Energy prices continued to drive inflation but food and imported industrial goods all pushed prices sharply higher even as services played only a marginal role this time. The ECB has raised rates a combined 200 basis points in the past three months and promised further tightening as soon as December. But markets have started to anticipate a slowdown in rate hikes as a recession looms and gas prices have come down from record highs. But policymakers are likely to be concerned that underlying price growth, which filters out volatile food and fuel prices, continued to accelerate, pointing to broadening price pressures, which raises the risk that high inflation will get entrenched.


Markets priced out some rate hikes last week after ECB chief Christine Lagarde provided a sombre outlook for economic growth. Klaas Knot, the hawkish head of the Dutch central bank, also helped push expectations back up after he said that a lot more policy tightening is still needed and the December hike will be a choice between 50 and 75 basis points.


Economists now expect the bloc to be in recession through the end of the first quarter of 2023 and expected such a downturn to be naturally deflationary.


Gas prices, though still high, are also well down from their late-summer peaks, raising hopes that Europe may find it easier to wean its economy off Russian gas than many had feared.


But the weak euro is adding to price pressures while wage growth is also inching up, a key worry as a wage-price spiral would make inflation even more difficult to break.


PragerU argued in a Halloween release that inflation and currency debasement, not barbarians, brought down the Roman empire and the reign of Henry VIII:

The Bank of Japan has bucked the trend, keeping ultra-low interest rates and maintaining its dovish guidance, cementing its status as an outlier among global central banks tightening monetary policy, as recession fears dampen prospects for a solid recovery.


Japan's central bank also announced on Friday plans to increase the frequency of its bond buying next month, doubling down on efforts to defend its ultra-loose monetary policy.


BOJ Governor Haruhiko Kuroda said Japan was making some progress toward achieving his 2 per cent inflation target, as rising prices heighten the chance more firms will increase wages next year.
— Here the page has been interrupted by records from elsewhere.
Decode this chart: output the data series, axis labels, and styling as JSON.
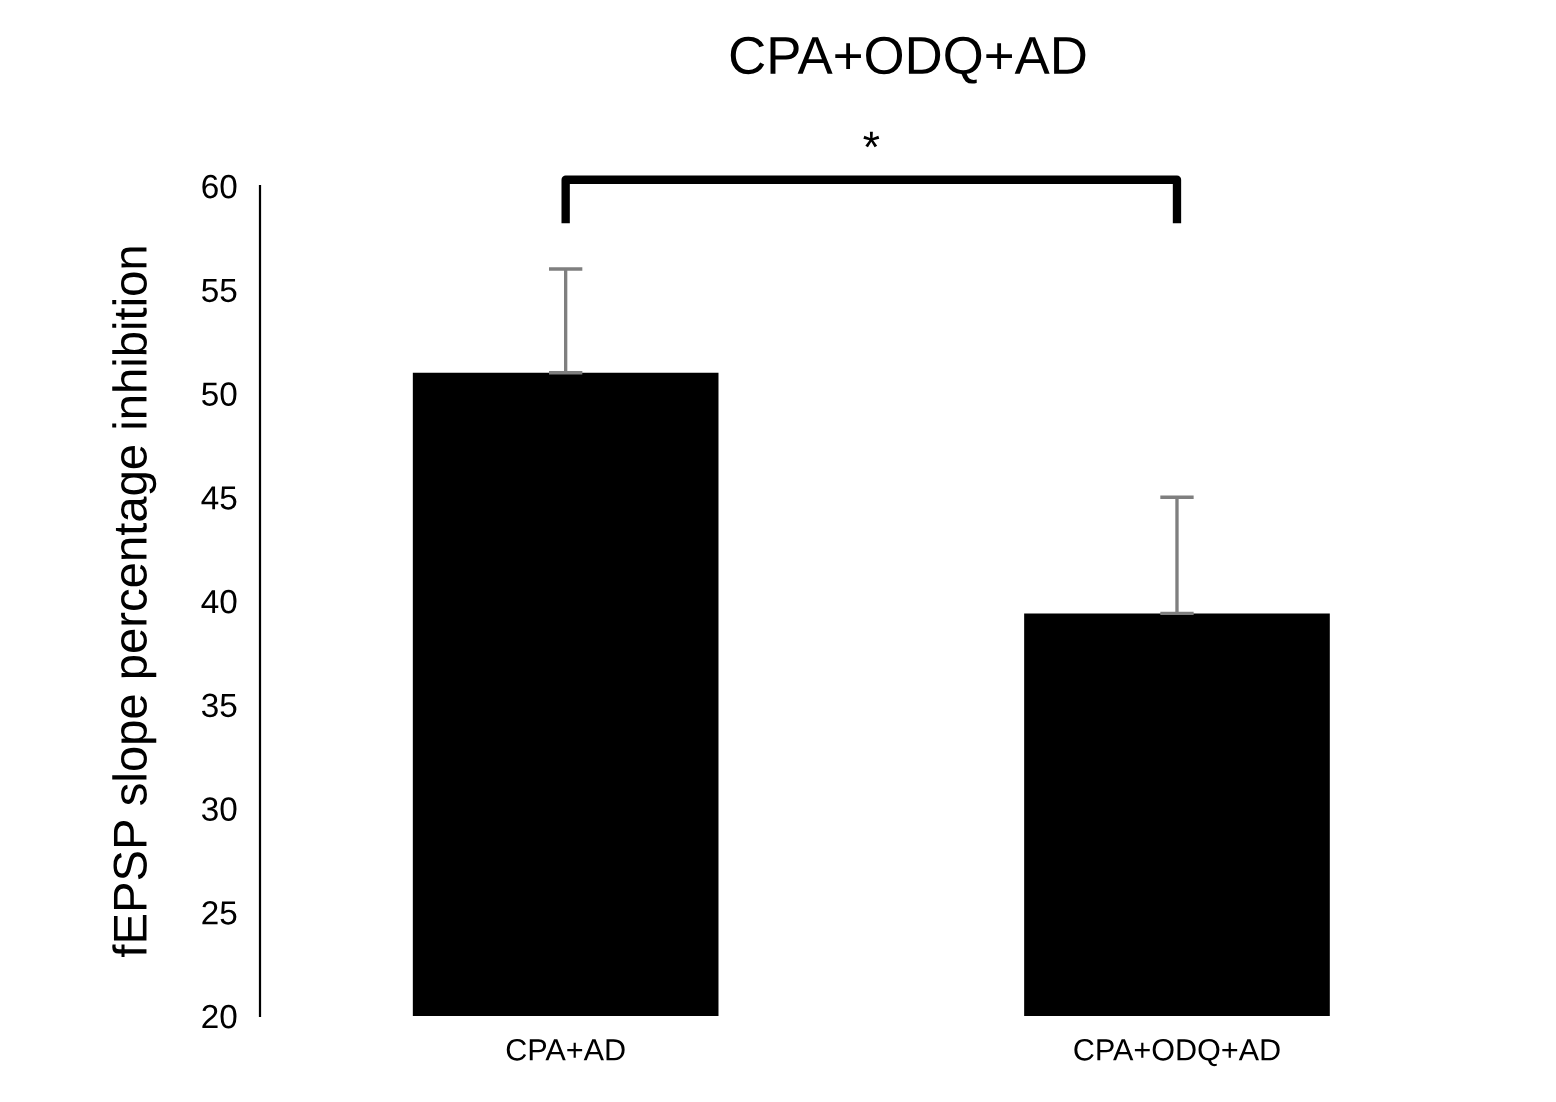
{
  "chart_data": {
    "type": "bar",
    "title": "CPA+ODQ+AD",
    "ylabel": "fEPSP slope percentage inhibition",
    "categories": [
      "CPA+AD",
      "CPA+ODQ+AD"
    ],
    "values": [
      51,
      39.4
    ],
    "color": "#000000",
    "errors": [
      [
        51,
        56
      ],
      [
        39.4,
        45
      ]
    ],
    "ylim": [
      20,
      60
    ],
    "yticks": [
      20,
      25,
      30,
      35,
      40,
      45,
      50,
      55,
      60
    ],
    "annotations": [
      "*"
    ],
    "grid": false,
    "legend": false
  }
}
Kuroda told a news conference the central bank was nowhere near raising interest rates, with inflation likely to fall short of its 2 per cent target for years to come:

"We expect wages to gradually rise reflecting recent inflation. For now, we don't expect inflation to stably and sustainably achieve 2 per cent inflation next fiscal year."

As widely expected, the BOJ left unchanged its -0.1 per cent target for short-term interest rates and a pledge to guide the 10-year bond yield around 0 per cent under its yield curve control (YCC) policy.
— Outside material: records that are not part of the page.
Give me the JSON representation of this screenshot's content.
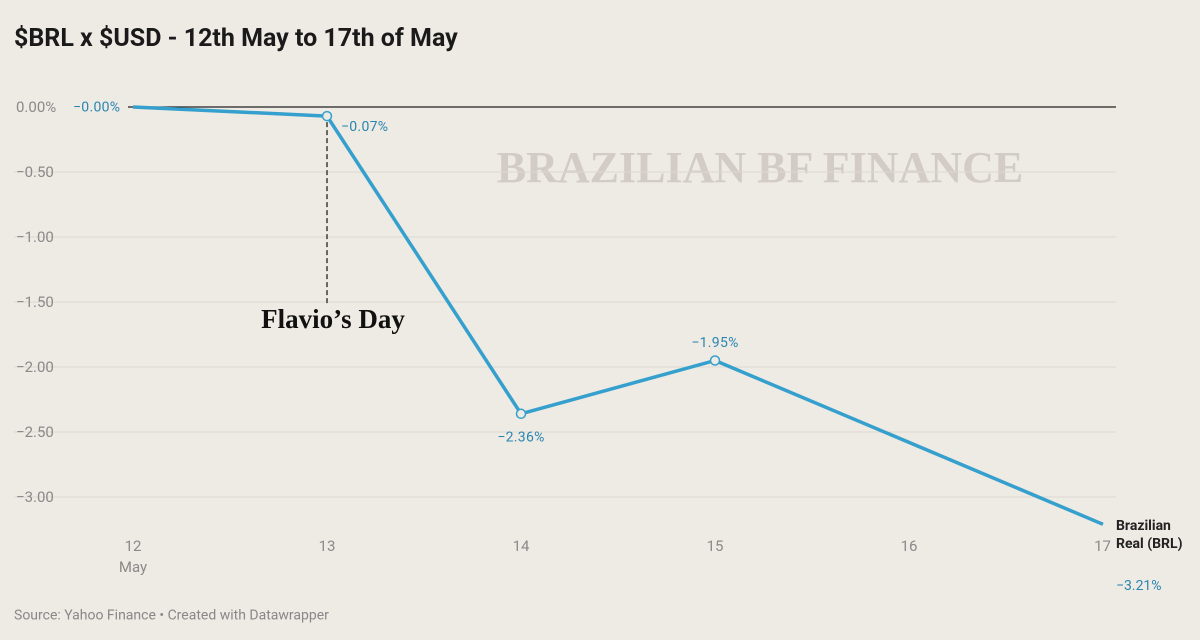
{
  "chart_data": {
    "type": "line",
    "title": "$BRL x $USD - 12th May to 17th of May",
    "source": "Source: Yahoo Finance • Created with Datawrapper",
    "watermark": "BRAZILIAN BF FINANCE",
    "annotation": "Flavio’s Day",
    "x": [
      12,
      13,
      14,
      15,
      17
    ],
    "xlim": [
      12,
      17
    ],
    "xticks": [
      12,
      13,
      14,
      15,
      16,
      17
    ],
    "x_month": "May",
    "ylim": [
      -3.25,
      0
    ],
    "yticks": [
      {
        "value": 0,
        "label": "0.00%"
      },
      {
        "value": -0.5,
        "label": "−0.50"
      },
      {
        "value": -1,
        "label": "−1.00"
      },
      {
        "value": -1.5,
        "label": "−1.50"
      },
      {
        "value": -2,
        "label": "−2.00"
      },
      {
        "value": -2.5,
        "label": "−2.50"
      },
      {
        "value": -3,
        "label": "−3.00"
      }
    ],
    "grid": true,
    "series": [
      {
        "name": "Brazilian Real (BRL)",
        "color": "#35a0cd",
        "values": [
          0,
          -0.07,
          -2.36,
          -1.95,
          -3.21
        ],
        "value_labels": [
          "−0.00%",
          "−0.07%",
          "−2.36%",
          "−1.95%",
          "−3.21%"
        ]
      }
    ]
  }
}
The central bank also maintained its dovish guidance projecting that short- and long-term rates will remain at "present or lower levels."


"He's still basically wedded to the current policy settings of the BOJ," Alvin Tan, head of Asia FX strategy at RBC Capital Markets in Singapore. "It's basically telegraphing to the world that he's not going to change tack anytime soon."


While more modest than other major economies, Japan's core consumer inflation hit an eight-year high of 3% in September, exceeding the BOJ's 2% target for six straight months.


The BOJ's ultra-easy policy has helped trigger sharp yen declines that inflate the cost of importing already expensive fuel and raw materials, prompting the government to intervene in the market to prop up the currency.